The annual NCAA men’s hockey championship tournament has a very transparent process for selecting its small field of 16 teams: the Pairwise Rankings, along with a power index, basically dictate the teams that are chosen, and while the human committee makes some adjustments for conference rivals, regional travel, and potential rematches, the 16 teams are well known to everyone who follows the sport before announced.
These hockey rankings are not “novel” as the mathematical model is well established in many fields. Yet clearly college basketball—and the bad joke known as college football—remains totally averse to removing the human element from the selection process, and we know why: money. There’s a lot more of it up for grabs with basketball and football than there is in hockey, and that means the human committee ruins it.
Take today’s announcement of the 68-team field for the men’s Division I basketball tournament, i.e. March Madness. It’s hardly a transparent process, with some math involved with the decision making—and a lot of flawed human input, too, just like football. We get it: the TV ad revenue for the tourney is huge, and it accounts for a large percentage of the NCAA’s operating budget (or at least it used to; who knows now?).
The selection rules claim some reliance on the NET rankings, for example: yet somehow, for the first time ever, a team with a NET ranking in the Top 30 was left out of the tournament (Indiana State). While some “bad” teams in the NET hierarchy must get an invite as automatic qualifiers, there are teams like Virginia (54), South Carolina (51), Northwestern (53), and Texas A&M (45) who got spots before the Sycamores (28).
And we know why, too: money. Those 4 teams are from Power 5 conferences that bring in more TV viewers, even though those respective teams don’t really deserve to be there before Indiana State with its small albeit loyal following in Nowhere, the Middle Of. The Gamecocks are an interesting case study, too, as they have a 26-7 record, bloated by a lot of luck, and they are bound to take a quick fall in this tournament. Watch for it.

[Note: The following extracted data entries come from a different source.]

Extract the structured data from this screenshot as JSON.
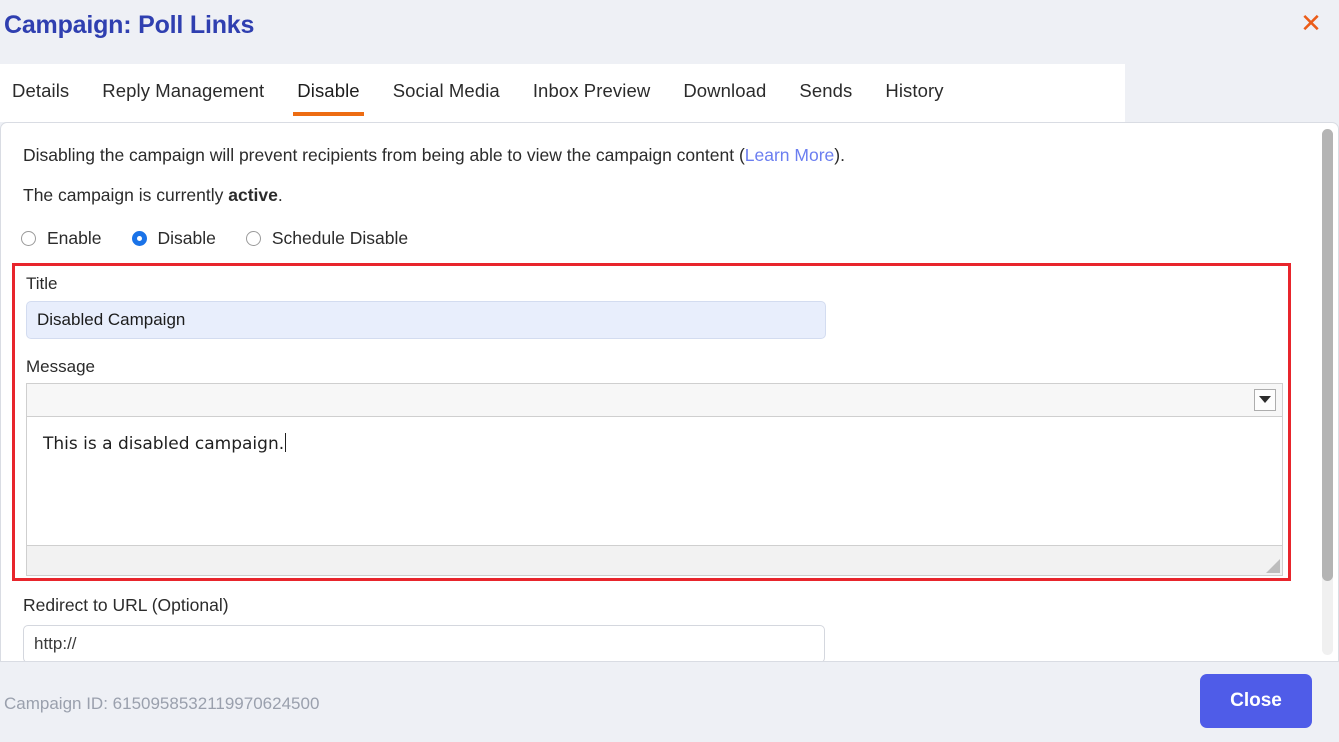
{
  "header": {
    "title": "Campaign: Poll Links",
    "close_icon": "close-x-icon"
  },
  "tabs": [
    {
      "label": "Details",
      "active": false
    },
    {
      "label": "Reply Management",
      "active": false
    },
    {
      "label": "Disable",
      "active": true
    },
    {
      "label": "Social Media",
      "active": false
    },
    {
      "label": "Inbox Preview",
      "active": false
    },
    {
      "label": "Download",
      "active": false
    },
    {
      "label": "Sends",
      "active": false
    },
    {
      "label": "History",
      "active": false
    }
  ],
  "content": {
    "intro_prefix": "Disabling the campaign will prevent recipients from being able to view the campaign content (",
    "intro_link": "Learn More",
    "intro_suffix": ").",
    "status_prefix": "The campaign is currently ",
    "status_value": "active",
    "status_suffix": ".",
    "radios": [
      {
        "label": "Enable",
        "checked": false
      },
      {
        "label": "Disable",
        "checked": true
      },
      {
        "label": "Schedule Disable",
        "checked": false
      }
    ],
    "title_field": {
      "label": "Title",
      "value": "Disabled Campaign",
      "placeholder": ""
    },
    "message_field": {
      "label": "Message",
      "value": "This is a disabled campaign.",
      "toolbar_dropdown_icon": "chevron-down-icon",
      "resize_grip_icon": "resize-grip-icon"
    },
    "redirect_field": {
      "label": "Redirect to URL (Optional)",
      "value": "http://",
      "placeholder": "http://"
    }
  },
  "footer": {
    "campaign_id": "Campaign ID: 6150958532119970624500",
    "close_label": "Close"
  },
  "colors": {
    "title": "#2f3fb0",
    "accent_tab": "#ed6c12",
    "close_x": "#eb5c18",
    "primary_button": "#4f5ce8",
    "highlight_border": "#e8252c",
    "link": "#6b7ef0",
    "radio_checked": "#1a73e8",
    "page_background": "#eef0f5"
  }
}
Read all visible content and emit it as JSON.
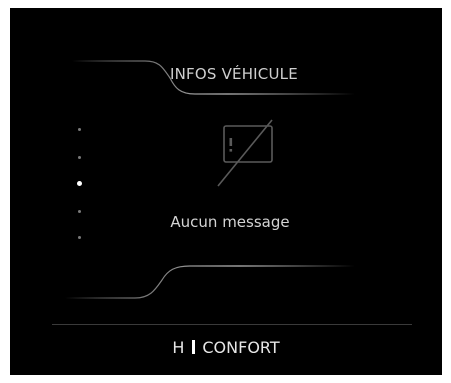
{
  "panel": {
    "title": "INFOS VÉHICULE",
    "message": "Aucun message"
  },
  "pager": {
    "total": 5,
    "active_index": 3
  },
  "status_bar": {
    "gear": "H",
    "mode": "CONFORT"
  },
  "icons": {
    "no_message": "message-crossed-icon"
  }
}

We’ve discussed earlier this season how misguided the “bracketology” people are, and look! Gonzaga made it after all as a No. 5 seed. But the committee’s seeming ignorance to the best metrics out there is shocking: Michigan State, for example, is ranked 18th in the KenPom ratings; 18th in ESPN’s BPI rankings; 24th in the NET rankings; and 16th in the SRS rankings. All that should add up to a 5 seed in context of sabermetrics.
Yet, the Spartans suffered 11 losses this season by single digits due to one of the worst “luck” ratings; while South Carolina had the second-best luck in the nation, according to KenPom, Michigan State suffered the eighth-worst luck this season. That’s the difference between the Gamecocks’ 26-7 record and the Spartans’ 19-14 record—even though MSU ranks 31 spots higher in the KenPom overall ratings. Quite the extremes!
Kentucky (23-9) and Michigan State (a 9 seed) have virtually the same KenPom rating, too, yet the Wildcats got a 3 seed. If the Spartans had experienced slightly more luck, maybe they’d have gone 24-9 this season, and they’d have gotten the seed they really deserve. The point is that human error in the evaluation process needs to be removed from the NCAA Tournament selection process—just like it has been in hockey, right?
There is no perfect process for picking teams; we know this. But removing humans from the process is the best for objective transparency for an organization which claims a lot of things in its mission statements—yet clearly does not adhere to those aspirations at all, especially when it has the ability to do so. Instead, the NCAA lets money get in the way of its transparency, and we all suffer as a result. Corruption isn’t pretty, ever.